Imaginary images and Stokes phenomena in the weak plasma lensing of coherent sources

TL;DR

This paper explores wave effects, including imaginary images and Stokes phenomena, in plasma lensing of coherent astrophysical sources, revealing their potential observability and importance for lens parameter inference.

Contribution

It introduces a novel application of Picard-Lefschetz theory to account for wave effects and imaginary images in plasma lensing, extending beyond traditional geometric optics approximations.

Findings

Imaginary images contribute significantly to lensing signals.

Stokes lines mark regions where wave effects become prominent.

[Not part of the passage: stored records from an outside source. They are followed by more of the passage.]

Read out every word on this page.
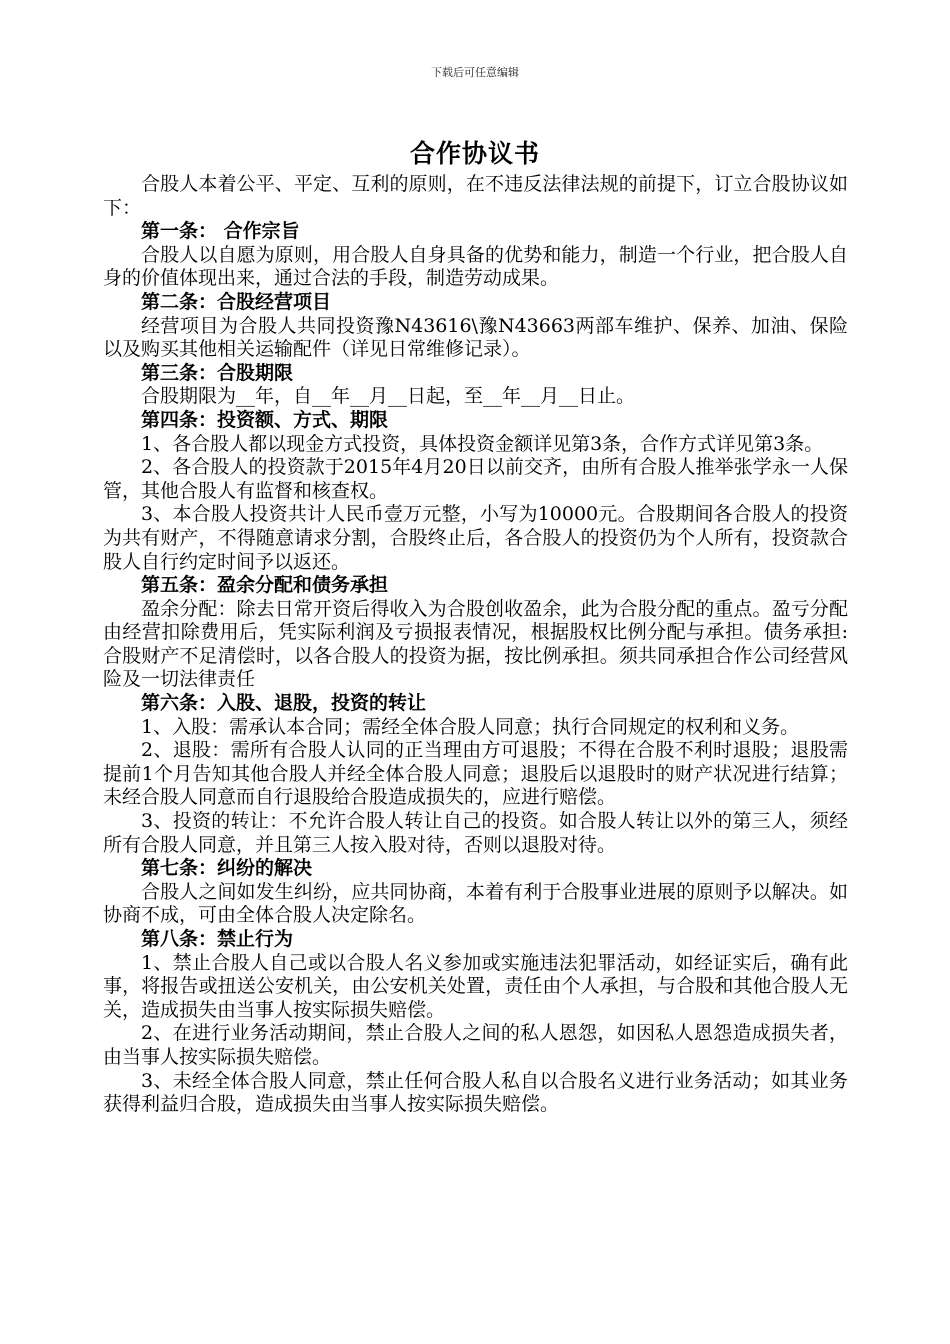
下载后可任意编辑
合作协议书

合股人本着公平、平定、互利的原则，在不违反法律法规的前提下，订立合股协议如下：

第一条： 合作宗旨

合股人以自愿为原则，用合股人自身具备的优势和能力，制造一个行业，把合股人自身的价值体现出来，通过合法的手段，制造劳动成果。

第二条：合股经营项目

经营项目为合股人共同投资豫N43616\豫N43663两部车维护、保养、加油、保险以及购买其他相关运输配件（详见日常维修记录）。

第三条：合股期限

合股期限为__年，自__年__月__日起，至__年__月__日止。

第四条：投资额、方式、期限

1、各合股人都以现金方式投资，具体投资金额详见第3条，合作方式详见第3条。

2、各合股人的投资款于2015年4月20日以前交齐，由所有合股人推举张学永一人保管，其他合股人有监督和核查权。

3、本合股人投资共计人民币壹万元整，小写为10000元。合股期间各合股人的投资为共有财产，不得随意请求分割，合股终止后，各合股人的投资仍为个人所有，投资款合股人自行约定时间予以返还。

第五条：盈余分配和债务承担

盈余分配：除去日常开资后得收入为合股创收盈余，此为合股分配的重点。盈亏分配由经营扣除费用后，凭实际利润及亏损报表情况，根据股权比例分配与承担。债务承担:合股财产不足清偿时，以各合股人的投资为据，按比例承担。须共同承担合作公司经营风险及一切法律责任

第六条：入股、退股，投资的转让

1、入股：需承认本合同；需经全体合股人同意；执行合同规定的权利和义务。

2、退股：需所有合股人认同的正当理由方可退股；不得在合股不利时退股；退股需提前1个月告知其他合股人并经全体合股人同意；退股后以退股时的财产状况进行结算；未经合股人同意而自行退股给合股造成损失的，应进行赔偿。

3、投资的转让：不允许合股人转让自己的投资。如合股人转让以外的第三人，须经所有合股人同意，并且第三人按入股对待，否则以退股对待。

第七条：纠纷的解决

合股人之间如发生纠纷，应共同协商，本着有利于合股事业进展的原则予以解决。如协商不成，可由全体合股人决定除名。

第八条：禁止行为

1、禁止合股人自己或以合股人名义参加或实施违法犯罪活动，如经证实后，确有此事，将报告或扭送公安机关，由公安机关处置，责任由个人承担，与合股和其他合股人无关，造成损失由当事人按实际损失赔偿。

2、在进行业务活动期间，禁止合股人之间的私人恩怨，如因私人恩怨造成损失者，由当事人按实际损失赔偿。

3、未经全体合股人同意，禁止任何合股人私自以合股名义进行业务活动；如其业务获得利益归合股，造成损失由当事人按实际损失赔偿。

Weak lensing events can provide as much information as strong lensing.

Abstract

The study of astrophysical plasma lensing, such as in the case of extreme scattering events, has typically been conducted using the geometric limit of optics, neglecting wave effects. However, for the lensing of coherent sources such as pulsars and fast radio bursts (FRBs), wave effects can play an important role. Asymptotic methods, such as the so-called Eikonal limit, also known as the stationary phase approximation, have been used to include first-order wave effects; however, these methods fail at Stokes lines. Stokes lines are generic features of a variety of lens models, and are regions in parameter space where imaginary images begin to contribute to the overall intensity modulation of lensed sources. Using the mathematical framework of Picard-Lefschetz theory to compute diffraction integrals, we argue that these imaginary images contain as much information as their geometric counterparts, and may potentially be observable in data. Thus, weak-lensing events where these imaginary images are present can be as useful for inferring lens parameters as strong-lensing events in which multiple geometric images are present.